Each week, Matt Wilson, co-host of the War Rocket Ajax podcast and author of the Supervillain Field Manual, examines a major comic news item and reviews four of the week's comic book releases.
One of the questions that's been swirling around my circle of comics pals on Twitter is whether comics news sites are too focused on movie stuff.
It's a casting rumor here or a possible director there; it's tons of conjecture about what a little comment might mean here (turns out Katee Sackhoff wasn't in talks to play Captain Marvel after all) or something a writer says on Reddit suddenly being God's precious truth (Max Landis can pitch "Wonder Woman" to Warner Bros. all he wants, but that doesn't mean it'll happen).
That last example particularly set critics off this week. Over at Badass Digest, writer Devin Feraci had an especially biting critique of bloggers who picked up Landis' Reddit comment that he was considering pitching a "Wonder Woman" movie and reported that as news that he was in the running to make a film. He's right; a guy intending to maybe do a thing is, when you get right down to it, in no measurable way news.
And yet it gets reported. And people read it. They share it. It drives clicks. The members of the Internet comics community can't get enough of these movie tidbits. I can tell you right now: Sites wouldn't deign to cover this stuff if it wasn't attracting eyeballs.
So why are we so interested? Well, in this particular case, there's a contingent (and I'm a part of it) that would really, really like to see a "Wonder Woman" movie get made, even if it's a bad one (and personal opinion dictates here that Landis' would be a pretty bad one). It'd mean something about the viability of female leads in superhero movies that no other franchise, not even Captain Marvel could do. So here, a big part of it is people just wanting it so bad.
Another, I think, is that movies are something that a broader community shares. Only certain readers with certain preferences are going to care much about the newest "Infinity" tidbit or what's being teased for next month's "Chew." And those are some of the most popular comics being published. A much, much larger audience has an interest in who's possibly getting cast in "Guardians of the Galaxy."
Still, we probably have gone overboard with this stuff. I'd have never thought there could be as many words written about James Spader being Ultron as there have been, but here we are. I'm sure, soon enough, we'll be finding out what Ben Affleck's eating for lunch and determining what that means for his portrayal of Batman.
And that's fine. Be interested. These superhero movies are something we share, and they won't last forever. (That may be another reason why we're so hungry for news about them; we're afraid they're going to end.) But it's good to know where to draw the line. Some things are friviolous but true; others are pure invention.
And now for the comics of the week!
(Marvel Comics, by Mark Waid and Chris Samnee)

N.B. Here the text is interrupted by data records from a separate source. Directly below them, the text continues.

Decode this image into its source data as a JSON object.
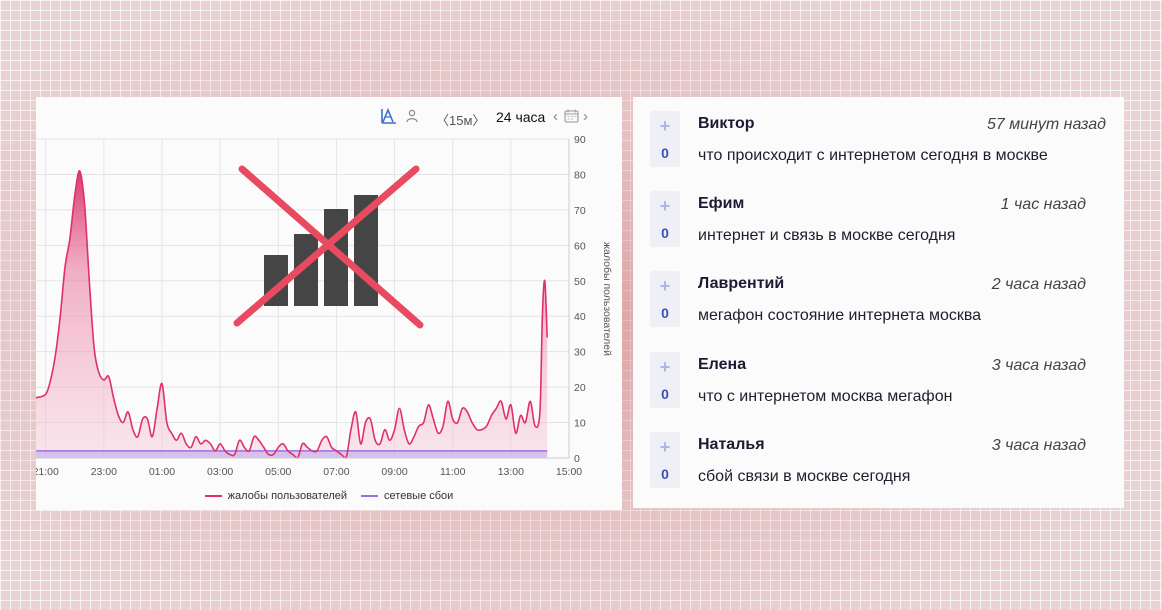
{
  "toolbar": {
    "interval": "〈15м〉",
    "range": "24 часа",
    "icons": [
      "chart-type-icon",
      "user-icon",
      "calendar-icon"
    ]
  },
  "chart_data": {
    "type": "area",
    "x_ticks": [
      "21:00",
      "23:00",
      "01:00",
      "03:00",
      "05:00",
      "07:00",
      "09:00",
      "11:00",
      "13:00",
      "15:00"
    ],
    "y_ticks": [
      "0",
      "10",
      "20",
      "30",
      "40",
      "50",
      "60",
      "70",
      "80",
      "90"
    ],
    "ylim": [
      0,
      90
    ],
    "xlim": [
      "20:40",
      "15:00"
    ],
    "ylabel": "жалобы пользователей",
    "grid": true,
    "legend_position": "bottom",
    "series": [
      {
        "name": "жалобы пользователей",
        "color": "#e0306a",
        "x": [
          "20:40",
          "21:00",
          "21:10",
          "21:20",
          "21:30",
          "21:40",
          "21:50",
          "22:00",
          "22:10",
          "22:20",
          "22:30",
          "22:40",
          "22:50",
          "23:00",
          "23:10",
          "23:20",
          "23:30",
          "23:40",
          "23:50",
          "00:00",
          "00:10",
          "00:20",
          "00:30",
          "00:40",
          "00:50",
          "01:00",
          "01:10",
          "01:20",
          "01:30",
          "01:40",
          "01:50",
          "02:00",
          "02:10",
          "02:20",
          "02:30",
          "02:40",
          "02:50",
          "03:00",
          "03:10",
          "03:20",
          "03:30",
          "03:40",
          "03:50",
          "04:00",
          "04:10",
          "04:20",
          "04:30",
          "04:40",
          "04:50",
          "05:00",
          "05:10",
          "05:20",
          "05:30",
          "05:40",
          "05:50",
          "06:00",
          "06:10",
          "06:20",
          "06:30",
          "06:40",
          "06:50",
          "07:00",
          "07:10",
          "07:20",
          "07:30",
          "07:40",
          "07:50",
          "08:00",
          "08:10",
          "08:20",
          "08:30",
          "08:40",
          "08:50",
          "09:00",
          "09:10",
          "09:20",
          "09:30",
          "09:40",
          "09:50",
          "10:00",
          "10:10",
          "10:20",
          "10:30",
          "10:40",
          "10:50",
          "11:00",
          "11:10",
          "11:20",
          "11:30",
          "11:40",
          "11:50",
          "12:00",
          "12:10",
          "12:20",
          "12:30",
          "12:40",
          "12:50",
          "13:00",
          "13:10",
          "13:20",
          "13:30",
          "13:40",
          "13:50",
          "14:00",
          "14:05",
          "14:10",
          "14:15"
        ],
        "values": [
          17,
          18,
          22,
          29,
          40,
          54,
          62,
          74,
          81,
          72,
          50,
          31,
          24,
          22,
          23,
          17,
          12,
          10,
          13,
          8,
          6,
          11,
          11,
          6,
          14,
          21,
          10,
          7,
          5,
          7,
          4,
          3,
          6,
          4,
          5,
          4,
          2,
          4,
          2,
          1,
          1,
          5,
          3,
          2,
          6,
          5,
          3,
          1,
          1,
          3,
          4,
          2,
          1,
          0,
          4,
          3,
          2,
          2,
          5,
          6,
          3,
          2,
          1,
          0,
          8,
          13,
          4,
          10,
          11,
          5,
          4,
          8,
          5,
          8,
          14,
          8,
          4,
          6,
          9,
          10,
          15,
          11,
          7,
          9,
          16,
          11,
          10,
          14,
          13,
          10,
          8,
          8,
          9,
          12,
          14,
          16,
          11,
          15,
          7,
          12,
          10,
          16,
          9,
          13,
          40,
          50,
          34
        ]
      },
      {
        "name": "сетевые сбои",
        "color": "#9b6fe0",
        "x": [
          "20:40",
          "15:00"
        ],
        "values": [
          2,
          2
        ]
      }
    ]
  },
  "comments": [
    {
      "name": "Виктор",
      "time": "57 минут назад",
      "text": "что происходит с интернетом сегодня в москве",
      "votes": "0"
    },
    {
      "name": "Ефим",
      "time": "1 час назад",
      "text": "интернет и связь в москве сегодня",
      "votes": "0"
    },
    {
      "name": "Лаврентий",
      "time": "2 часа назад",
      "text": "мегафон состояние интернета москва",
      "votes": "0"
    },
    {
      "name": "Елена",
      "time": "3 часа назад",
      "text": "что с интернетом москва мегафон",
      "votes": "0"
    },
    {
      "name": "Наталья",
      "time": "3 часа назад",
      "text": "сбой связи в москве сегодня",
      "votes": "0"
    }
  ],
  "colors": {
    "accent": "#e0306a",
    "secondary": "#9b6fe0",
    "vote_count": "#3c4fb3",
    "cross_out": "#e84a5f"
  }
}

I'm didn't know we needed a Marvel version of the Trayvon Martin case and I'm still not sure we do -- at the very least it seems to be a little too soon -- but Waid and Samnee handle what they set up here with a degree of grace I certainly have to commend. What seems for a few pages to be something uncomfortably political instead turns out to be a gripping setup for a supervillain plot, and characters who had lots of potential to be problematic reveal themselves as very human and relatable. I'm not wholly sold on this premise for an issue, but the handling of it, as well as the early scenes with Foggy, is sound as always.
"Justice League" #23.3/"Dial E" #1
(DC Comics, by China Mieville and 20 artists)
I never could get into "Dial H," even though I really wanted to. I chalk it up to the art; Mieville's scripts were often paired with grimy visuals I just couldn't get past. This unofficial last issue of the series (even though it's nominally a Justice League issue) doesn't have that problem, though. Every page is a delight in one way or another as the two main characters use a dial to turn into dozens of different villains. They all offer something funny or beautiful or intriguing to look at (I'm particularly fond of Jeff Lemire's self-parody page). It's a great sendoff.
"Bloodshot & HARD Corps" #14
(Valiant Comics, by Joshua Dysart, Christos Gage and Emanuela Lupacchino)
This feels very much like the first issue of a whole new series. The tone has changed dramatically from that of the first "Bloodshot" arcs, and on the one hand, that's great. The story keeps moving and we meet a lot of new characters. On the other, I can't help but be a tad disappointed that we won't be getting more of the really effective atmosphere the title had before. I can't be too upset, though. Dysart and Gage set up a lot of intriguing stuff about the new HARD Corps here and Lupacchino's art has a dynamism that's hard to resist.
"Dream Thief" #5
(Dark Horse Comics, by Jai Nitz and Greg Smallwood)
When I saw that this was the last issue of the series, my immediate reaction was to ask, "What? That's it?" "Dream Thief" is a premise that could easily sustain an ongoing series, or at least a whole bunch of minis, so I hope it continues in some form. As for this issue, it feels like a rush to an ending. Moments that could have benefitted from a little more time and space to really hit sort of fly by instead. Smallwood's creative page layouts still sing, and Nitz wraps everything up in a fairly satisfying, yet open-ended way. The story just could have used a bit more room to breathe.